Malley says part of the problem are the allies of the Assad regime which is preventing coalition of Syrians against ISIS - that's why it's important to get Iran and Russia as part of the solution,to change their behavior,if not war will go on. Bar-Lev says for Israel, it is hard to decide to prefer if we want Al-Qaida or Hezbollah on border, how do we want Syria to resolve?
Issacharoff says Israel remains concerned that Assad has chemical capabilities, and he “does not exclude” that they still have stockpile. "We want stable border, no weapons transfers to hostile parties, no chemical weapons." He adds that "all realistic Syria choices are bad for Israel. Western democracy isn't going to happen there." Maloney says countries in the region have to take responsibility for their own protection vs. ISIS.
Malley rebuffs Israeli Defense Minister Moshe Yaalon’s assertion that U.S. is “sitting on the fence” on ISIS. "We have been going after ISIS ...but we also know that going in massively on own is wrong after lesson of Iraq," Malley says, adding that "we have to cut off ISIS finances and have counter-messaging campaigns vs 'pernicious noxious ideology.'" He says that "unless you resolve the conflict in Syria, we can't get a coalition of Syrians against ISIS."
Malley says that only resolution of Israeli-Palestinian conflict will allow Arab states to openly cooperate with Israel against ISIS. He notes that peace would not be a magic fix, but would help curb extremism and make anti-ISIS fight easier.

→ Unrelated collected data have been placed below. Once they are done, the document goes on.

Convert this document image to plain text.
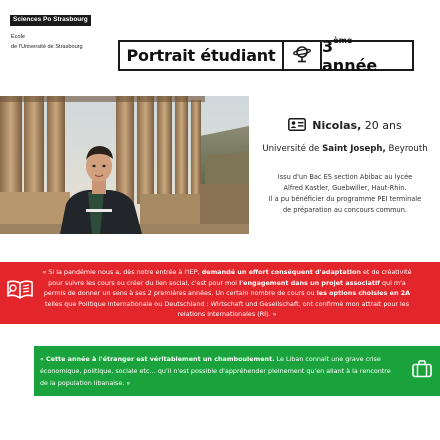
Sciences Po Strasbourg
École
de l'Université de Strasbourg	Portrait étudiant	3ème année
Nicolas, 20 ans
Université de Saint Joseph, Beyrouth
Issu d'un Bac ES section Abibac au lycée
Alfred Kastler, Guebwiller, Haut-Rhin.
Il a pu bénéficier du programme PEI terminale
de préparation au concours commun.
« Si la pandémie nous a, dès notre entrée à l'IEP, demandé un effort conséquent d'adaptation et de créativité pour suivre les cours ou créer du lien social, c'est pour moi l'engagement dans un projet associatif qui m'a permis de donner un sens à ses 2 premières années. Un certain nombre de cours ou les options choisies en 2A telles que Politique internationale ou Deutschland : Wirtschaft und Gesellschaft, ont confirmé mon attrait pour les relations internationales (RI). »
« Cette année à l'étranger est véritablement un chamboulement. Le Liban connait une grave crise économique, politique, sociale etc… qu'il n'est possible d'appréhender pleinement qu'en allant à la rencontre de la population libanaise. »
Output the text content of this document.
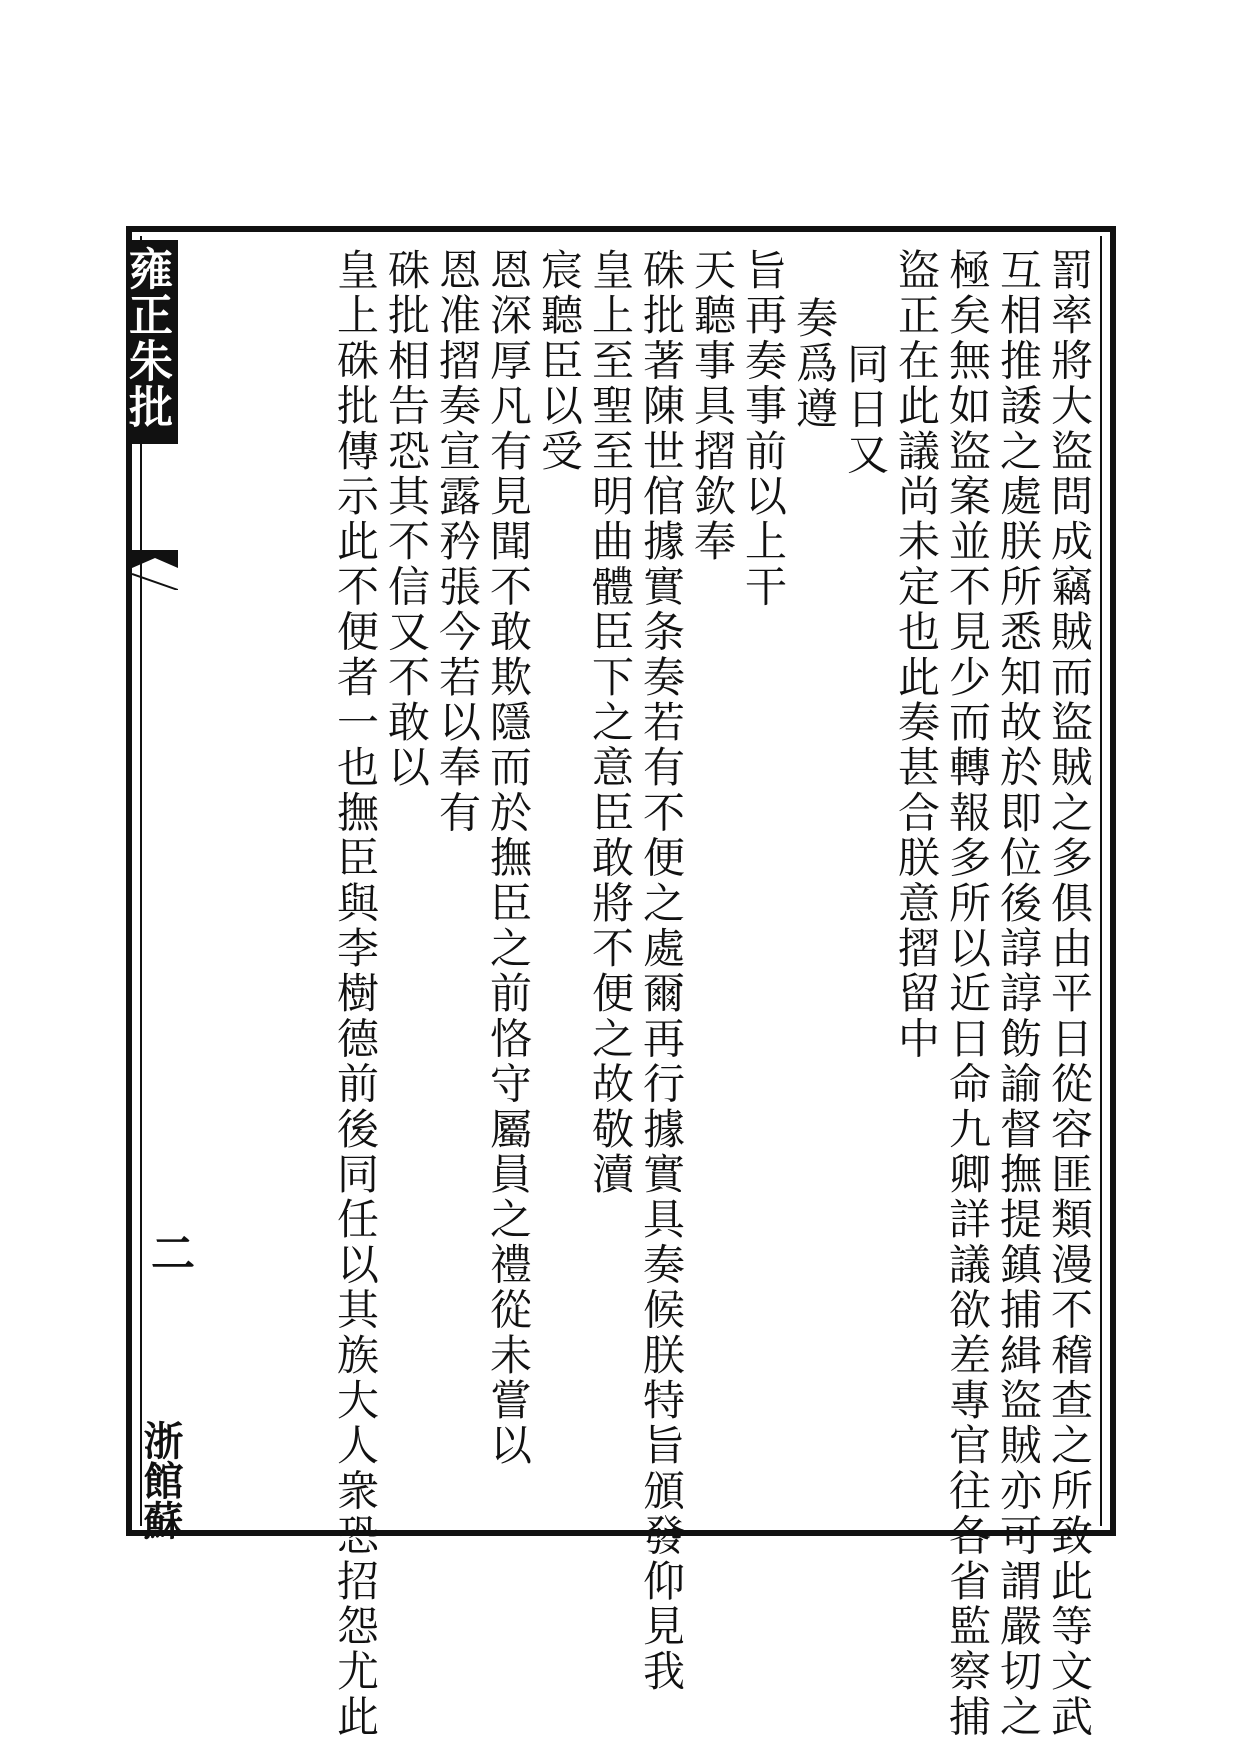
雍正朱批
二
浙館蘇	罰率將大盜問成竊賊而盜賊之多俱由平日從容匪類漫不稽查之所致此等文武
互相推諉之處朕所悉知故於即位後諄諄飭諭督撫提鎮捕緝盜賊亦可謂嚴切之
極矣無如盜案並不見少而轉報多所以近日命九卿詳議欲差專官往各省監察捕
盜正在此議尚未定也此奏甚合朕意摺留中
同日又
奏爲遵
旨再奏事前以上干
天聽事具摺欽奉
硃批著陳世倌據實条奏若有不便之處爾再行據實具奏候朕特旨頒發仰見我
皇上至聖至明曲體臣下之意臣敢將不便之故敬瀆
宸聽臣以受
恩深厚凡有見聞不敢欺隱而於撫臣之前恪守屬員之禮從未嘗以
恩准摺奏宣露矜張今若以奉有
硃批相告恐其不信又不敢以
皇上硃批傳示此不便者一也撫臣與李樹德前後同任以其族大人衆恐招怨尤此
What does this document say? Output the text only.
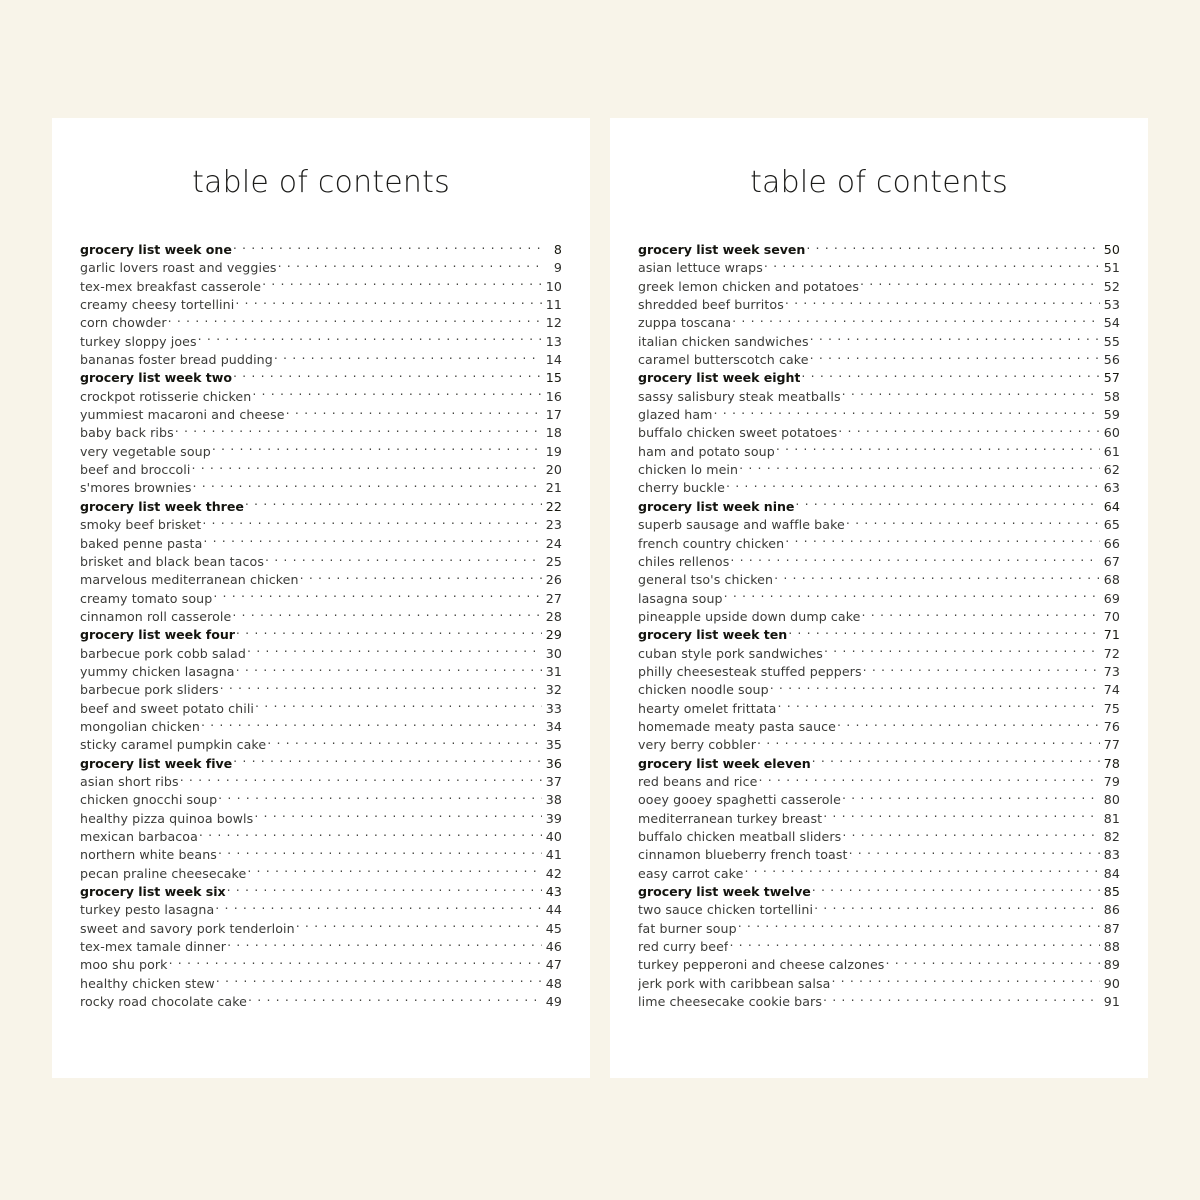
table of contents
grocery list week one . . .	8
garlic lovers roast and veggies . . .	9
tex-mex breakfast casserole . . .	10
creamy cheesy tortellini . . .	11
corn chowder . . .	12
turkey sloppy joes . . .	13
bananas foster bread pudding . . .	14
grocery list week two . . .	15
crockpot rotisserie chicken . . .	16
yummiest macaroni and cheese . . .	17
baby back ribs . . .	18
very vegetable soup . . .	19
beef and broccoli . . .	20
s'mores brownies . . .	21
grocery list week three . . .	22
smoky beef brisket . . .	23
baked penne pasta . . .	24
brisket and black bean tacos . . .	25
marvelous mediterranean chicken . . .	26
creamy tomato soup . . .	27
cinnamon roll casserole . . .	28
grocery list week four . . .	29
barbecue pork cobb salad . . .	30
yummy chicken lasagna . . .	31
barbecue pork sliders . . .	32
beef and sweet potato chili . . .	33
mongolian chicken . . .	34
sticky caramel pumpkin cake . . .	35
grocery list week five . . .	36
asian short ribs . . .	37
chicken gnocchi soup . . .	38
healthy pizza quinoa bowls . . .	39
mexican barbacoa . . .	40
northern white beans . . .	41
pecan praline cheesecake . . .	42
grocery list week six . . .	43
turkey pesto lasagna . . .	44
sweet and savory pork tenderloin . . .	45
tex-mex tamale dinner . . .	46
moo shu pork . . .	47
healthy chicken stew . . .	48
rocky road chocolate cake . . .	49
table of contents
grocery list week seven . . .	50
asian lettuce wraps . . .	51
greek lemon chicken and potatoes . . .	52
shredded beef burritos . . .	53
zuppa toscana . . .	54
italian chicken sandwiches . . .	55
caramel butterscotch cake . . .	56
grocery list week eight . . .	57
sassy salisbury steak meatballs . . .	58
glazed ham . . .	59
buffalo chicken sweet potatoes . . .	60
ham and potato soup . . .	61
chicken lo mein . . .	62
cherry buckle . . .	63
grocery list week nine . . .	64
superb sausage and waffle bake . . .	65
french country chicken . . .	66
chiles rellenos . . .	67
general tso's chicken . . .	68
lasagna soup . . .	69
pineapple upside down dump cake . . .	70
grocery list week ten . . .	71
cuban style pork sandwiches . . .	72
philly cheesesteak stuffed peppers . . .	73
chicken noodle soup . . .	74
hearty omelet frittata . . .	75
homemade meaty pasta sauce . . .	76
very berry cobbler . . .	77
grocery list week eleven . . .	78
red beans and rice . . .	79
ooey gooey spaghetti casserole . . .	80
mediterranean turkey breast . . .	81
buffalo chicken meatball sliders . . .	82
cinnamon blueberry french toast . . .	83
easy carrot cake . . .	84
grocery list week twelve . . .	85
two sauce chicken tortellini . . .	86
fat burner soup . . .	87
red curry beef . . .	88
turkey pepperoni and cheese calzones . . .	89
jerk pork with caribbean salsa . . .	90
lime cheesecake cookie bars . . .	91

10:20 P.M. 'An island in a storm: How does the Middle East impact opinions and actions in Israel?'
Dr. Meir Buzaglo, Hebrew University, says Piyyutim is Jewish Arab music. Musicians, Arabs and Jews playing together, are an important cultural bridge in Israel today. "If you want to change the law, change the music."
Not enough stories are written about shared living initiatives in Israel today, says SHATIL director Ronit Heyd, who calls for more involvement of the Mizrahi community in Israel's left.
10:10 P.M. 'Linking struggles: Whose lives matter?'
Haaretz's Amira Hass says activists work for decades for what politicians and institutional leaders eventually take credit for. Hass says we should use the term "non-armed resistance" instead of non-violent. Non-violent puts the onus on the occupied, instead of those responsible for the occupation, Hass says. "I think Palestinians have a right to throw stones."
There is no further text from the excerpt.